Çok. Ortaokul, liseden öğretmenlerim hatta üniversiteden öğretim
görevlilerinden gelenler çok oldu. İzmir Atatürk Lisesi’nden
felsefe öğretmenim gelmiş ve daha sonra televizyon kamerasına şöyle
demişti; "Biz, Yılmaz’dan hiç umutlu değildik. Nasıl oldu böyle bir
şey. Biz de şaşkınız". Bu da unutamadığım hatırlarımdan biridir. Bu
görüntüyü Star Haber’de görev yaparken de yayınlamıştım.
Öğretmenlerim beni arar, yazdıklarımı eleştirir, konu tavsiyesinde
bulunurlar. Yani öğretmenlerim bana öğretmeye ben de onlardan
öğrenmeye devam ederim. Bu sadece benim kendi öğretmenlerimle
sınırlı değil elbette. Öğretmenliğimi yapmayan ama öğretmen olan
çok sayıda okurumdan da gelir. Eğitimcilerin eleştirilerinin
özellikle altını çizerek okurum.
Konunun uzmanları sizi besler ve bu gazetecilik açısından oldukça
önemlidir. Bu nedenle e-posta iletişimine çok önem veririm.
Herhangi bir konuda çok sayıda yetişmiş insanımız var. Daha
sağlıklı yazabilmemiz için böyle bir derya var adeta.
ÇOCUKLARA MASAL KİTABI İMZALIYORUM
İmza günlerinde dikkatimi çeken bir diğer olay da, ilkokul çağında
çocuklarıyla gelen anne-babaların kendi ellerinde benim kitabım,
çocuklarının ellerinde ise bir masal ya da çizgi roman olmasıdır.
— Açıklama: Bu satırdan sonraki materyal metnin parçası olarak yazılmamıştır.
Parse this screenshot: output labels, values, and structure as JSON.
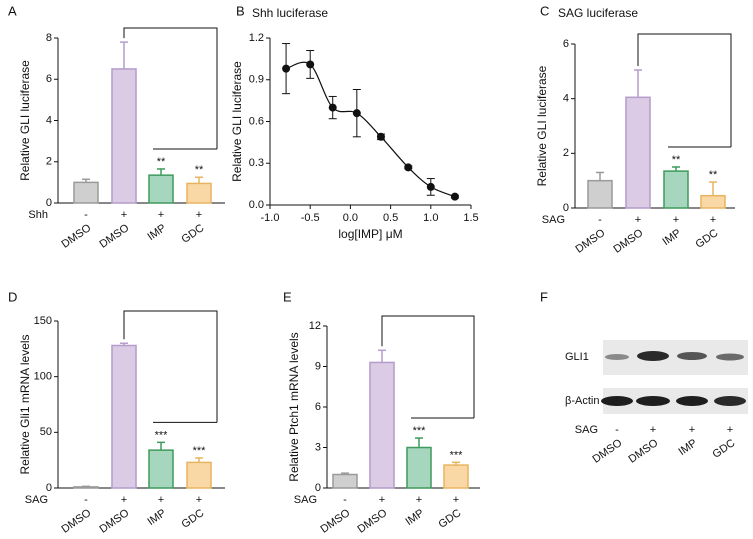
{
  "chart_data": [
    {
      "type": "bar",
      "panel": "A",
      "ylabel": "Relative GLI luciferase",
      "treatment_label": "Shh",
      "treatment": [
        "-",
        "+",
        "+",
        "+"
      ],
      "categories": [
        "DMSO",
        "DMSO",
        "IMP",
        "GDC"
      ],
      "values": [
        1.0,
        6.5,
        1.35,
        0.95
      ],
      "errors": [
        0.15,
        1.3,
        0.3,
        0.3
      ],
      "annotations": [
        null,
        null,
        "**",
        "**"
      ],
      "colors": [
        "#cfcfcf",
        "#dccbe4",
        "#a6d6bd",
        "#f9d8a6"
      ],
      "edge_colors": [
        "#9a9a9a",
        "#b49ccc",
        "#3f9a5b",
        "#e8b460"
      ],
      "ylim": [
        0,
        8
      ],
      "yticks": [
        0,
        2,
        4,
        6,
        8
      ]
    },
    {
      "type": "scatter",
      "panel": "B",
      "title": "Shh luciferase",
      "xlabel": "log[IMP] μM",
      "ylabel": "Relative GLI luciferase",
      "x": [
        -0.8,
        -0.5,
        -0.22,
        0.08,
        0.38,
        0.72,
        1.0,
        1.3
      ],
      "values": [
        0.98,
        1.01,
        0.7,
        0.66,
        0.49,
        0.27,
        0.13,
        0.06
      ],
      "errors": [
        0.18,
        0.1,
        0.08,
        0.17,
        0.02,
        0.01,
        0.06,
        0.01
      ],
      "color": "#111111",
      "xlim": [
        -1,
        1.5
      ],
      "xticks": [
        {
          "value": -1,
          "label": "-1.0"
        },
        -0.5,
        {
          "value": 0,
          "label": "0.0"
        },
        0.5,
        {
          "value": 1,
          "label": "1.0"
        },
        1.5
      ],
      "ylim": [
        0,
        1.2
      ],
      "yticks": [
        {
          "value": 0,
          "label": "0.0"
        },
        0.3,
        0.6,
        0.9,
        1.2
      ]
    },
    {
      "type": "bar",
      "panel": "C",
      "title": "SAG luciferase",
      "ylabel": "Relative GLI luciferase",
      "treatment_label": "SAG",
      "treatment": [
        "-",
        "+",
        "+",
        "+"
      ],
      "categories": [
        "DMSO",
        "DMSO",
        "IMP",
        "GDC"
      ],
      "values": [
        1.0,
        4.05,
        1.35,
        0.45
      ],
      "errors": [
        0.3,
        1.0,
        0.15,
        0.5
      ],
      "annotations": [
        null,
        null,
        "**",
        "**"
      ],
      "colors": [
        "#cfcfcf",
        "#dccbe4",
        "#a6d6bd",
        "#f9d8a6"
      ],
      "edge_colors": [
        "#9a9a9a",
        "#b49ccc",
        "#3f9a5b",
        "#e8b460"
      ],
      "ylim": [
        0,
        6
      ],
      "yticks": [
        0,
        2,
        4,
        6
      ]
    },
    {
      "type": "bar",
      "panel": "D",
      "ylabel": "Relative Gli1 mRNA levels",
      "treatment_label": "SAG",
      "treatment": [
        "-",
        "+",
        "+",
        "+"
      ],
      "categories": [
        "DMSO",
        "DMSO",
        "IMP",
        "GDC"
      ],
      "values": [
        1,
        128,
        34,
        23
      ],
      "errors": [
        0.5,
        2,
        7,
        4
      ],
      "annotations": [
        null,
        null,
        "***",
        "***"
      ],
      "colors": [
        "#cfcfcf",
        "#dccbe4",
        "#a6d6bd",
        "#f9d8a6"
      ],
      "edge_colors": [
        "#9a9a9a",
        "#b49ccc",
        "#3f9a5b",
        "#e8b460"
      ],
      "ylim": [
        0,
        150
      ],
      "yticks": [
        0,
        50,
        100,
        150
      ]
    },
    {
      "type": "bar",
      "panel": "E",
      "ylabel": "Relative Ptch1 mRNA levels",
      "treatment_label": "SAG",
      "treatment": [
        "-",
        "+",
        "+",
        "+"
      ],
      "categories": [
        "DMSO",
        "DMSO",
        "IMP",
        "GDC"
      ],
      "values": [
        1.0,
        9.3,
        3.0,
        1.7
      ],
      "errors": [
        0.1,
        0.9,
        0.7,
        0.2
      ],
      "annotations": [
        null,
        null,
        "***",
        "***"
      ],
      "colors": [
        "#cfcfcf",
        "#dccbe4",
        "#a6d6bd",
        "#f9d8a6"
      ],
      "edge_colors": [
        "#9a9a9a",
        "#b49ccc",
        "#3f9a5b",
        "#e8b460"
      ],
      "ylim": [
        0,
        12
      ],
      "yticks": [
        0,
        3,
        6,
        9,
        12
      ]
    }
  ],
  "blot": {
    "panel": "F",
    "rows": [
      "GLI1",
      "β-Actin"
    ],
    "treatment_label": "SAG",
    "treatment": [
      "-",
      "+",
      "+",
      "+"
    ],
    "categories": [
      "DMSO",
      "DMSO",
      "IMP",
      "GDC"
    ]
  }
}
Onları da bana imzalatırlar. Böylece çocuklarına, yazarların imza
gününe gidilir ve bu şekilde davranılırı öğretiyorlar. Bu da
gerçekten benim şimdiye kadar hiç düşünmediğim ve hayran olduğum
bir davranış biçimi.
Kitap almayıp, kırık alçısını, tişörtünü, gazeteden kesilmiş
küpürleri imzalatanlar da oluyor.
- Peki İsim-Şehir-Hayvan ve İsim-Şehir-Bitki’den sonra
üçüncü kitabınız ne zaman gelecek?
Sessiz Film’i yazıyorum. Şu ana kadar yayımlanan iki kitap,
gazetede çıkmış yazılarımın belli bir mantık çerçevesinde
derlenmesinden oluşuyor. Sessiz film öyle değil. Normalde şu anda
bu kitabı çıkaracaktık. Ancak hem benim tembelliğimden hem de
yaşadığımız konjonktürün 2014 senesinde çok belirleyici bir aşamaya
geleceğini öngörüyorum. Yani, belediye, genel ve cumhurbaşkanlığı
seçimleri gibi süreçlerin en azından şekillenmiş olması gerekiyor.
O yüzden Sessiz Filmi 2014’e erteledik. Ama iki kitabın devamı
İsim-Şehir-Eşya ve İsim-Şehir-Artist gibi gelecek.